Notes on John F. Carlson's Guide to Landscape Painting
When I first got a copy of this book, I managed to read about half of it.
I knew Carlson was offering up some good advice, but older books like this can be tough to get through. (Somewhat antiquated language, written by someone who's first skill is not writing, etc.) A few months ago, I got determined to read the whole thing from front to back and take notes as I did so. And I did so.
This book originally came out in 1928 as Elementary Principles of Landscape Paintings. My copy (pictured above) is a reprint from the 1950s. Nowadays there is a very affordable reprint available for around $14 in paperback.
Some strange things about my edition of this book:
- an odd choice of work to put on the cover. Far from one of Carlson's best, and it appears to be a watercolor (!) to my eyes. The book is about oil painting, btw. All understandable given Carlson would have had no say in this later reprint as he passed in 1947.

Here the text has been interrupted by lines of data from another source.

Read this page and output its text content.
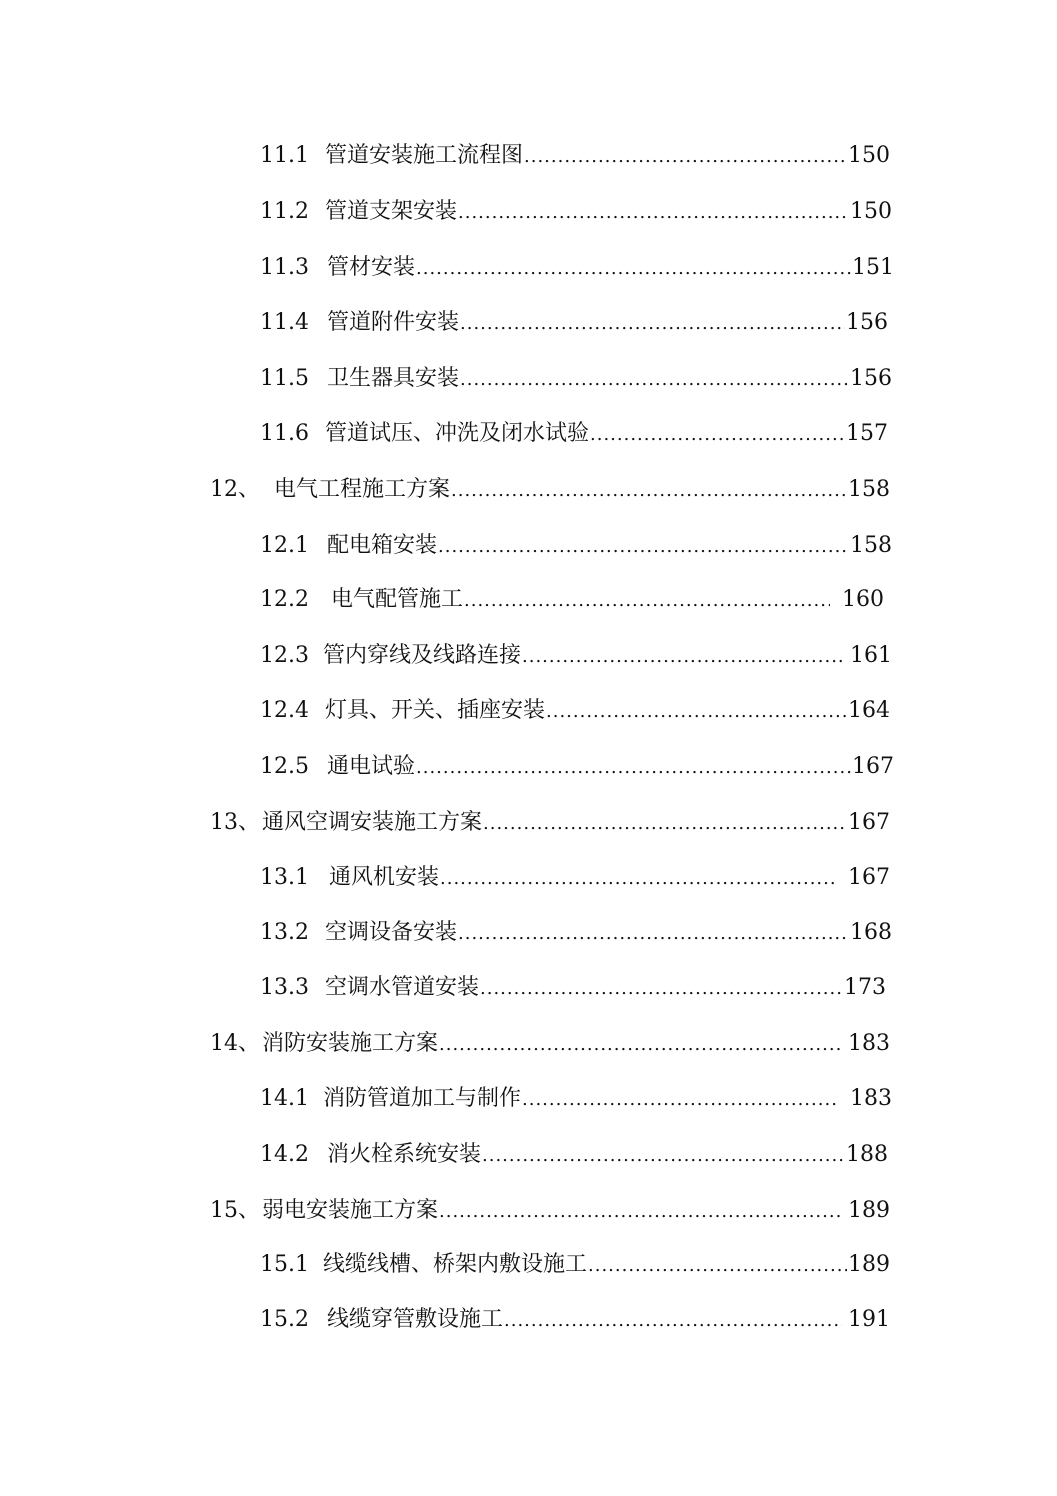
11.1 管道安装施工流程图 .....	150
11.2 管道支架安装 .....	150
11.3 管材安装 .....	151
11.4 管道附件安装 .....	156
11.5 卫生器具安装 .....	156
11.6 管道试压、冲洗及闭水试验 .....	157
12、 电气工程施工方案 .....	158
12.1 配电箱安装 .....	158
12.2 电气配管施工 .....	160
12.3 管内穿线及线路连接 .....	161
12.4 灯具、开关、插座安装 .....	164
12.5 通电试验 .....	167
13、 通风空调安装施工方案 .....	167
13.1 通风机安装 .....	167
13.2 空调设备安装 .....	168
13.3 空调水管道安装 .....	173
14、 消防安装施工方案 .....	183
14.1 消防管道加工与制作 .....	183
14.2 消火栓系统安装 .....	188
15、 弱电安装施工方案 .....	189
15.1 线缆线槽、桥架内敷设施工 .....	189
15.2 线缆穿管敷设施工 .....	191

- There seem to be a similarly poor representation (to my eyes and tastes) of the quality of Carlson's work in the inner images as well. Again, he may not have had a say in that (or all of them). Also, there is a grand total of ONE color reproduction inside. Smack in the middle. What was the point of that? At least give us 6 or 8... Anywho... Carlson could churn out some amazing paintings and I have decided to sprinkle a few of those in this post to delight your weary eyes.
Morning in the Forest
As I read, I wrote down passages that clicked with me.
Below are some of the best ones, with the name of the chapter in which they appear.
(I also included some of my own thoughts and reactions here and there in blue.)
Below are some of the best ones, with the name of the chapter in which they appear.
(I also included some of my own thoughts and reactions here and there in blue.)
1. How to Approach Painting
"... the camera does not have an idea about the objects reflected upon its lens. It does not 'feel' anything..."
2. The Mechanics of Painting
"Do not be afraid to spoil what you have, so long as you know why you are making a change."
– This resonates with me. Some large area in a painting seems.... wrong. I think and think about it, putting off what seems like a risk, until I embark on the change and almost always it was the right thing to do.
3. Angles and Consequent Values
"In most instances when the beginner finds the color of anything 'impossible,' the fault lies not in the color, but in the faulty value or weight of the mass."
– Another way of saying that value is predominant over color. Or that if you can't get the color right, get the value right.
4. Design
"Nature is seldom perfect in design."
5. Light
"No one can tell another person exactly what the color of anything is, because each of us has a variously differing 'color sense.'"
"It might almost be given as a 'recipe' that the smaller the dark mass presented against a light, the lighter and fainter becomes that dark."
– Especially visible as tree branches get thinner and thinner near the top. More light "wraps" around them and their value seems to lighten.
"... there is no such thing as flat tone in all outdoor nature – it is changing toward or from the light."
Sylvan Labyrinth
6. Aerial Perspective
"The sky is the key to the landscape"
8. Color
"... the student, by a very slight degree of self-analysis, can select his gamuts and harmonies, as well as his constructive lines of color, rather than merely stupidly taking things as they come in nature. We must not train our eyes to copy tone for tone, but think of the bearing of such colors and harmonies upon the main idea of our picture."
"Reserve us strength; overstatement is weakness."
– The downside of this can be seen in paintings where all the colors of the spectrum and a full value scale are present, but the painting doesn't work. Restraint.
9. Trees
"The painting of tress is best accomplished by much drawing of trees."
"... do not think that because a landscape is "real" that it is a work of art. A true picture is one in which so-called natural elements are made to function as an idea."
11. Composition
" The choosing of expressive limitation is not child's play – it is mature choice."
– I relate this to expressive strategies like working with a limited palette, or reduced value scale. Those kind of limitations in the service of your painting can be what makes it work.
"A work of art in paint should be beautiful and expressive as abstract color and form and should not interest us necessarily in any "story" outside of itself..."
– A representative work of art should also work on an abstract level.
"Too much reality in a picture is always a disappointment to the imaginative soul. We love suggestion and not hard facts. A picture should be music in form and color, with the subject-matter the vehicle."
"Analyze your impression in order to approach expression..."
City Twilight
13. The Extraordinary and Bizarre.
"... homely objects and effects are made sublime in their transmutation, in the passage from the artist's brain to the canvas."
14. Painting from Memory
"... memory exaggerates the essentials..."
– This is why the exercise of memory painting, or sketching a scene that moved you later on will often get you just the key elements, and not the distracting minutiae of needless details.
Those are some of the key points to my mind. I took a lot more notes than this and distilled them to the essential.